La loma era un remanso de paz, donde podíamos empinar los papalotes sin temor a que se enredaran en los cordones eléctricos o en los árboles que adornaban los patios de las casas de nuestro pueblo. Así pasábamos las horas, sin que nada nos interrumpiera.
Competíamos con los hermosos papalotes que construíamos con “güines” y papeles de “china” que cuidadosamente estirábamos con el calor de las planchas, desde luego, siempre bajo el ojo supervisor de nuestras madres.
Otros días las actividades se concentraban en juegos de pelota. En ocasiones, nos arriesgábamos a caminar hasta el cercano río de “Las Lajas”, que si mal no recuerdo, era más arroyo que río. Algunos de los muchachos se atrevían a darse un chapuzón en las aguas claras. También intentábamos pescar, aunque nunca lográbamos engarzar ningún pez y la mayoría de las veces regresábamos a nuestros hogares sin anzuelos y sin peces, pero pasábamos muchas horas agradables.

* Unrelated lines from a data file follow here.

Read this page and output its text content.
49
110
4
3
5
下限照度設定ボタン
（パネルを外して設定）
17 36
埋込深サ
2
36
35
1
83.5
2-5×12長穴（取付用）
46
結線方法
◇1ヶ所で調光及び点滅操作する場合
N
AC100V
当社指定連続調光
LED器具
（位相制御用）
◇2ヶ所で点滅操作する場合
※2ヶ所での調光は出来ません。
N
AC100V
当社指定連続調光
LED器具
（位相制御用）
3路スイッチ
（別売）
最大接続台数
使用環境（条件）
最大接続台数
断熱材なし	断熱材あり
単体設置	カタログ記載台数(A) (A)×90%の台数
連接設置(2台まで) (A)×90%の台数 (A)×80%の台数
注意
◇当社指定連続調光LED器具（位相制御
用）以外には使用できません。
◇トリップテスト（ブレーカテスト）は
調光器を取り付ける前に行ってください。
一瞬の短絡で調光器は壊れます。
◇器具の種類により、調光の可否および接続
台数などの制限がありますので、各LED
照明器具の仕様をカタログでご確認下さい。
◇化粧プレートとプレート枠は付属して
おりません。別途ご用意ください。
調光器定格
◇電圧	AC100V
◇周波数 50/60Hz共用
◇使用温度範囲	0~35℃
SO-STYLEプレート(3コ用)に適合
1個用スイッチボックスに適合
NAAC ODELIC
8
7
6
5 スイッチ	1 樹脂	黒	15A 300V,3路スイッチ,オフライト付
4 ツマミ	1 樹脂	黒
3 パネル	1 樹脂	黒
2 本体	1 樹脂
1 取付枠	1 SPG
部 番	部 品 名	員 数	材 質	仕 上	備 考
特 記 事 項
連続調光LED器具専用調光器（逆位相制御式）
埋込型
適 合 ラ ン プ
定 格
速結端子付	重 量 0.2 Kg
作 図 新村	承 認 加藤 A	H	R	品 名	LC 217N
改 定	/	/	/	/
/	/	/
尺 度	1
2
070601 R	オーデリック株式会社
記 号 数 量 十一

Otros fines de semana decidíamos ir de caza. Entonces nuestra imaginación se volvía indómita y transformaba los campos que rodeaban la “Loma del Chiple” en selvas inexploradas. Éramos capaces de realizar las más insólitas aventuras y los pequeños matorrales cubiertos de espinas, se convertían en impenetrables laberintos selváticos.
El equipo que llevábamos no era muy complicado. Consistía en unas ligeras jaulas confeccionadas con “güines”, el mismo que usábamos para hacer los papalotes. Dichas jaulas tenían en ambos extremos unas pequeñas trampas con el propósito de atrapar tomeguines. En el interior de estas trampas colocábamos comidas. Dentro de cada jaula teníamos un tomeguín, que saltando jubiloso, entonaba un trino que atraía a los tomeguines que moraban en esa selva creada por nuestra imaginación.
Ocultos y alejados a cierta distancia de las jaulas, esperábamos ansiosos la llegada de la incauta presa, que en bandadas saltaban y revoleteaban entre los pequeños arbustos en busca de comida. La primera señal que recibíamos de su presencia era el agudo vibrar de sus gorgojeos. Después imperaba la impaciencia. En silencio, aguardábamos el instante en que los pequeños pájaros se posaran en los bordes de las jaulas y comenzaran, con sus diminutos saltos, a acercarse curiosos y hambrientos a las trampas que parecían bocas abiertas en acecho de un delicioso manjar. La espera no era muy larga. Al fin saltaban dentro de las trampas en busca de la comida y sorprendidos quedaban atrapados. Revoleteaban desesperadamente, tratando en vano de escapar de las pequeñas trampas. Habituados a la inmensidad del espacio, se negaban a vivir sin la libertad de sus alas.
Poco después, con sumo cuidado, pasábamos los tomeguines capturados a unas jaulas de mayor capacidad, las cuales forrábamos en todo su alrededor con papel de periódicos, para que los tomeguines no pudieran ver más allá de sus jaulas. Así había que mantenerlos por algunos días, hasta que se habituaran a vivir en su prisión.
Pero no era mucha la espera. El mismo día que regresábamos a nuestros hogares, el remordimiento de la culpa de enjaular a unos pajaritos pesaba más en nuestras conciencias que el deseo de poseer sus cantos enjaulados. Y como si nos liberáramos de un gran pecado, abríamos las puertas de las jaulas y los devolvíamos nuevamente a su libertad. Emocionante ver esas alas gozosas revoleteando alegres y libres en nuestro cielo azul. Pronto volverían nuevamente a trinar entre los espinosos matorrales que rodeaban la “Loma del Chiple”.
Otras veces decidíamos explorar todos los rincones de “La Loma del Chiple”. Su parte más empinada estaba coronada de algunas discretas elevaciones que formaban pequeñas hondonadas a sus alrededores y nos contaban que eran trincheras, donde se refugiaban los combatientes guanabacoenses para resistir la invasión inglesa que ocupó la Villa. No sé si esto es parte de nuestra historia o producto de la fantasía popular, pero este es tema para nuestros historiadores.
“La Loma del Chiple” es uno de los tantos recuerdos de una juventud sana y alegre que permanece viva en la mente, como un hecho que hubiera sucedido realmente en el día de “ayer”.
Quiera nuestro Dios, que algún día, podamos sentir bajo nuestros pies los guijarros, las piedras y el polvo del mismo camino que nos llevaba hasta la loma de nuestros recuerdos. Y escuchar, nuevamente, el alboroto y la camaradería de los buenos amigos que llenaron nuestra juventud de tanta felicidad y que en su compañía, emprendimos tantas veces, en franca armonía, el inolvidable recorrido hacia la “Loma del Chiple.”